The Howard Hughes Medical Institute (HHMI) has named Scott Strobel, Ph.D., newly appointed chair and professor of molecular biophysics and biochemistry at Yale, an HHMI Professor. Strobel, one of 20 new HHMI Professors nationwide, will receive $1 million over four years from HHMI to implement an innovative introductory science course in which undergraduates will take “bio-prospecting” trips to the world’s rain forests in search of promising naturally occurring chemicals.
In Strobel’s new course, students will spend the spring semester learning evolution, ecology, and molecular and structural analysis. During spring break, they will take a working trek to a rain forest—the Amazon and New Zealand are among the proposed locations—to collect branches and twigs and their associated microbes. Students will spend a rigorous summer session classifying their finds and identifying new bioactive compounds.

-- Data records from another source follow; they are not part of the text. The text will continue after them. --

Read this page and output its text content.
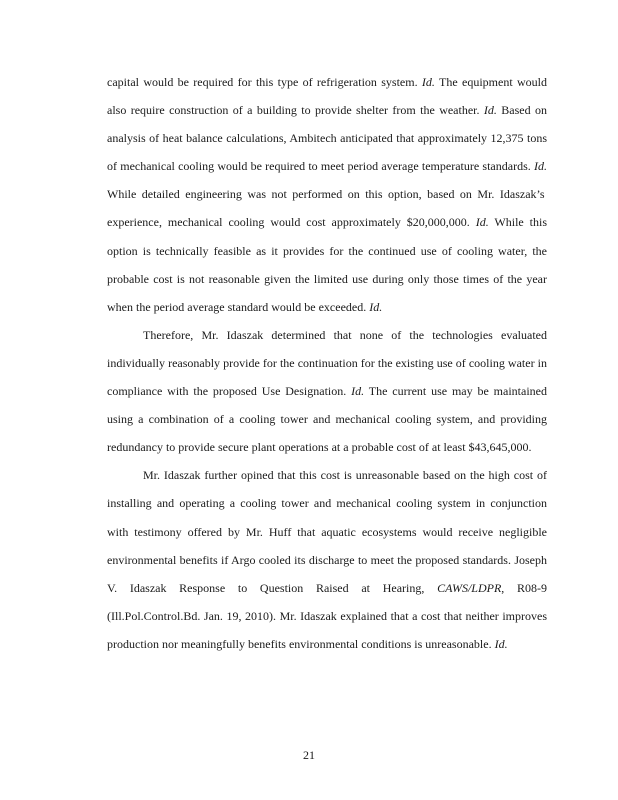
capital would be required for this type of refrigeration system. Id. The equipment would also require construction of a building to provide shelter from the weather. Id. Based on analysis of heat balance calculations, Ambitech anticipated that approximately 12,375 tons of mechanical cooling would be required to meet period average temperature standards. Id. While detailed engineering was not performed on this option, based on Mr. Idaszak’s experience, mechanical cooling would cost approximately $20,000,000. Id. While this option is technically feasible as it provides for the continued use of cooling water, the probable cost is not reasonable given the limited use during only those times of the year when the period average standard would be exceeded. Id.

Therefore, Mr. Idaszak determined that none of the technologies evaluated individually reasonably provide for the continuation for the existing use of cooling water in compliance with the proposed Use Designation. Id. The current use may be maintained using a combination of a cooling tower and mechanical cooling system, and providing redundancy to provide secure plant operations at a probable cost of at least $43,645,000.

Mr. Idaszak further opined that this cost is unreasonable based on the high cost of installing and operating a cooling tower and mechanical cooling system in conjunction with testimony offered by Mr. Huff that aquatic ecosystems would receive negligible environmental benefits if Argo cooled its discharge to meet the proposed standards. Joseph V. Idaszak Response to Question Raised at Hearing, CAWS/LDPR, R08-9 (Ill.Pol.Control.Bd. Jan. 19, 2010). Mr. Idaszak explained that a cost that neither improves production nor meaningfully benefits environmental conditions is unreasonable. Id.

21
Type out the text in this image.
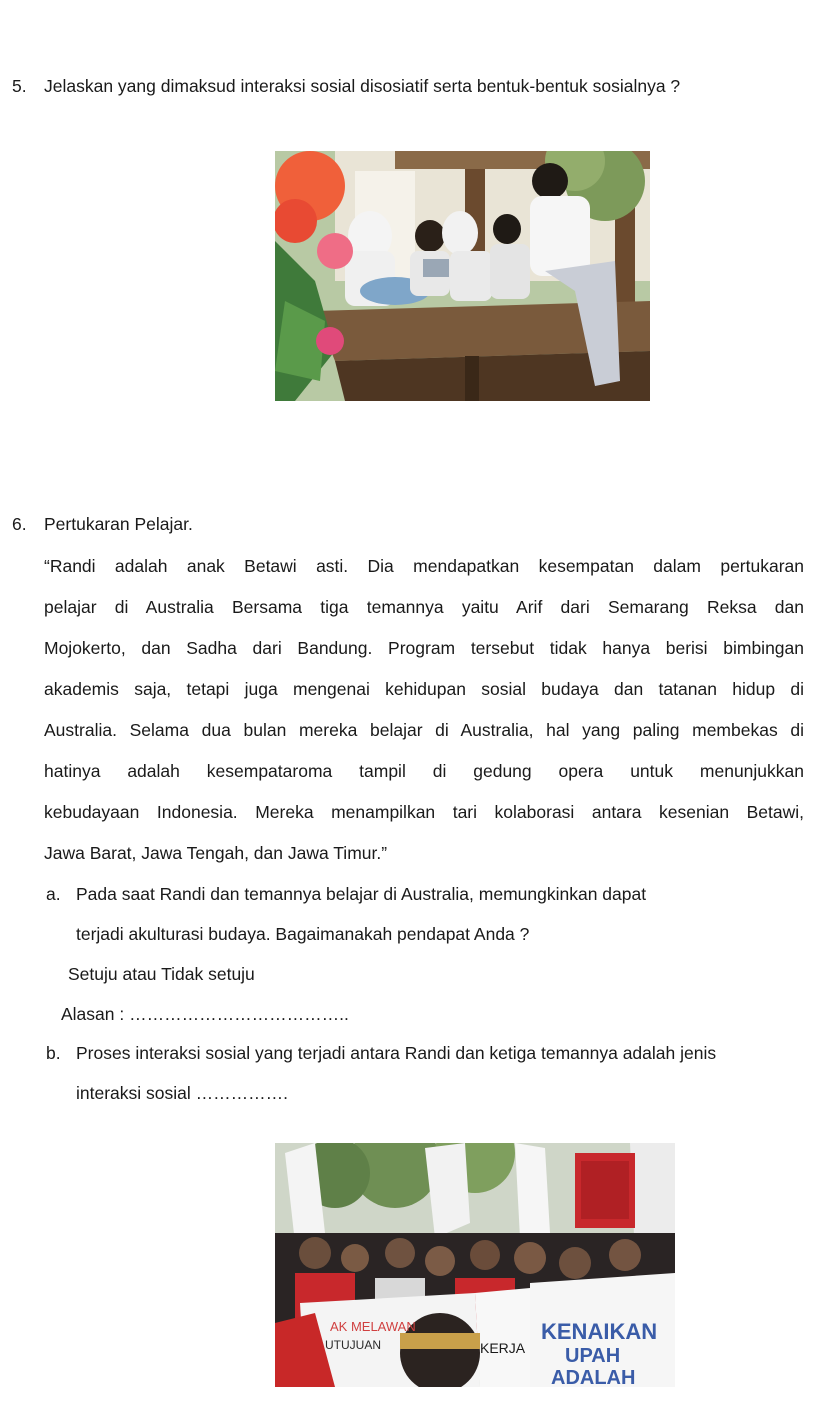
5. Jelaskan yang dimaksud interaksi sosial disosiatif serta bentuk-bentuk sosialnya ?
6. Pertukaran Pelajar.
“Randi adalah anak Betawi asti. Dia mendapatkan kesempatan dalam pertukaran
pelajar di Australia Bersama tiga temannya yaitu Arif dari Semarang Reksa dan
Mojokerto, dan Sadha dari Bandung. Program tersebut tidak hanya berisi bimbingan
akademis saja, tetapi juga mengenai kehidupan sosial budaya dan tatanan hidup di
Australia. Selama dua bulan mereka belajar di Australia, hal yang paling membekas di
hatinya adalah kesempataroma tampil di gedung opera untuk menunjukkan
kebudayaan Indonesia. Mereka menampilkan tari kolaborasi antara kesenian Betawi,
Jawa Barat, Jawa Tengah, dan Jawa Timur.”
a. Pada saat Randi dan temannya belajar di Australia, memungkinkan dapat
terjadi akulturasi budaya. Bagaimanakah pendapat Anda ?
Setuju atau Tidak setuju
Alasan : ………………………………..
b. Proses interaksi sosial yang terjadi antara Randi dan ketiga temannya adalah jenis
interaksi sosial …………….
AK MELAWAN
UTUJUAN	KERJA
KENAIKAN
UPAH
ADALAH
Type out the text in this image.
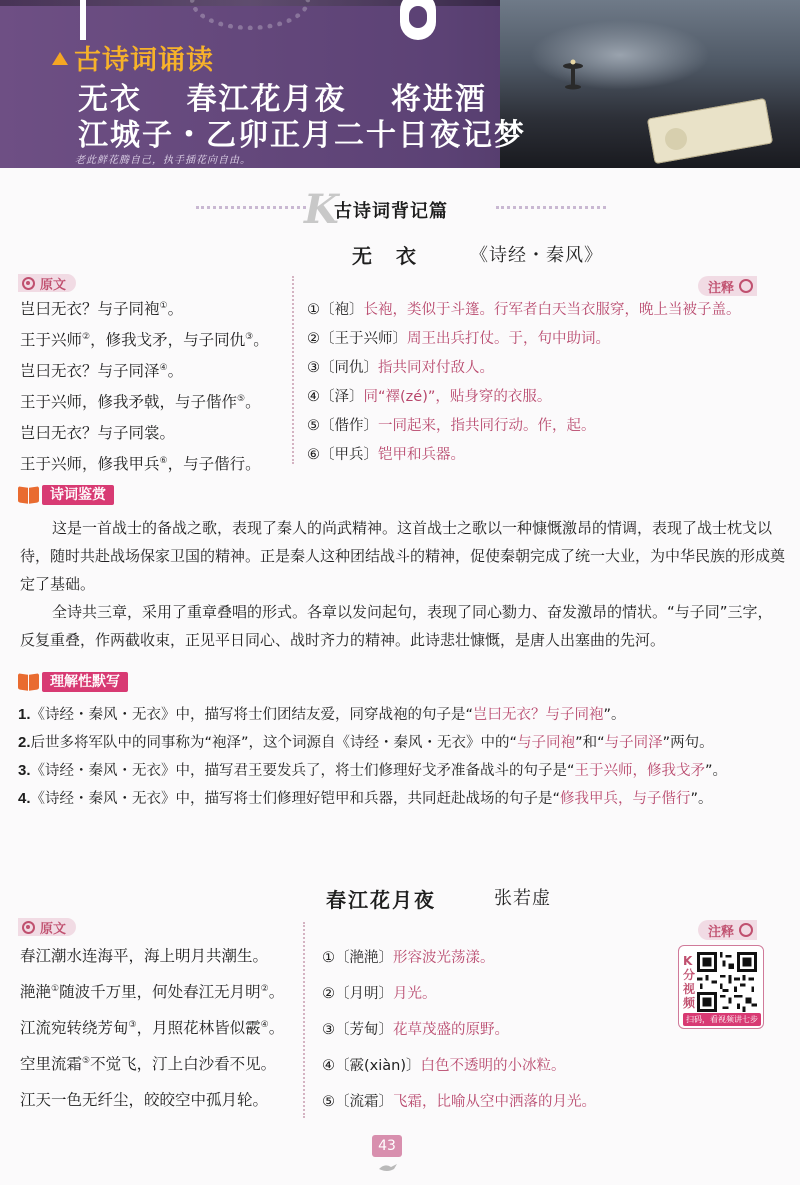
古诗词诵读
无衣　 春江花月夜　 将进酒
江城子・乙卯正月二十日夜记梦
老此鲜花腾自己，执手插花向自由。
K
古诗词背记篇
无　衣	《诗经・秦风》
原文	注释
岂曰无衣？与子同袍①。
王于兴师②，修我戈矛，与子同仇③。
岂曰无衣？与子同泽④。
王于兴师，修我矛戟，与子偕作⑤。
岂曰无衣？与子同裳。
王于兴师，修我甲兵⑥，与子偕行。
①〔袍〕长袍，类似于斗篷。行军者白天当衣服穿，晚上当被子盖。
②〔王于兴师〕周王出兵打仗。于，句中助词。
③〔同仇〕指共同对付敌人。
④〔泽〕同“襗(zé)”，贴身穿的衣服。
⑤〔偕作〕一同起来，指共同行动。作，起。
⑥〔甲兵〕铠甲和兵器。
诗词鉴赏
这是一首战士的备战之歌，表现了秦人的尚武精神。这首战士之歌以一种慷慨激昂的情调，表现了战士枕戈以待，随时共赴战场保家卫国的精神。正是秦人这种团结战斗的精神，促使秦朝完成了统一大业，为中华民族的形成奠定了基础。
全诗共三章，采用了重章叠唱的形式。各章以发问起句，表现了同心勠力、奋发激昂的情状。“与子同”三字，反复重叠，作两截收束，正见平日同心、战时齐力的精神。此诗悲壮慷慨，是唐人出塞曲的先河。
理解性默写
1.《诗经・秦风・无衣》中，描写将士们团结友爱，同穿战袍的句子是“岂曰无衣？与子同袍”。
2.后世多将军队中的同事称为“袍泽”，这个词源自《诗经・秦风・无衣》中的“与子同袍”和“与子同泽”两句。
3.《诗经・秦风・无衣》中，描写君王要发兵了，将士们修理好戈矛准备战斗的句子是“王于兴师，修我戈矛”。
4.《诗经・秦风・无衣》中，描写将士们修理好铠甲和兵器，共同赶赴战场的句子是“修我甲兵，与子偕行”。
春江花月夜	张若虚
原文	注释
春江潮水连海平，海上明月共潮生。
滟滟①随波千万里，何处春江无月明②。
江流宛转绕芳甸③，月照花林皆似霰④。
空里流霜⑤不觉飞，汀上白沙看不见。
江天一色无纤尘，皎皎空中孤月轮。
①〔滟滟〕形容波光荡漾。
②〔月明〕月光。
③〔芳甸〕花草茂盛的原野。
④〔霰(xiàn)〕白色不透明的小冰粒。
⑤〔流霜〕飞霜，比喻从空中洒落的月光。
K分视频
扫码，看视频讲七步
43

Strobel, an expert on RNA splicing and protein synthesis, won Yale’s Dylan Hixon Prize for Teaching Excellence in the Natural Sciences in 2004. His father, Gary Strobel, Ph.D., professor emeritus of plant pathology at Montana State University, discovered the anti-cancer compound taxol in a fungus that grows on yew trees; the elder Strobel now travels the world in search of other naturally occurring compounds that may lead to the development of useful drugs.
“The scientists whom we have selected are true pioneers, not only in their research but in their creative approaches and dedication to teaching,” says Thomas R. Cech, Ph.D., HHMI president. “We are hopeful that their educational experiments will energize undergraduate science education throughout the nation.”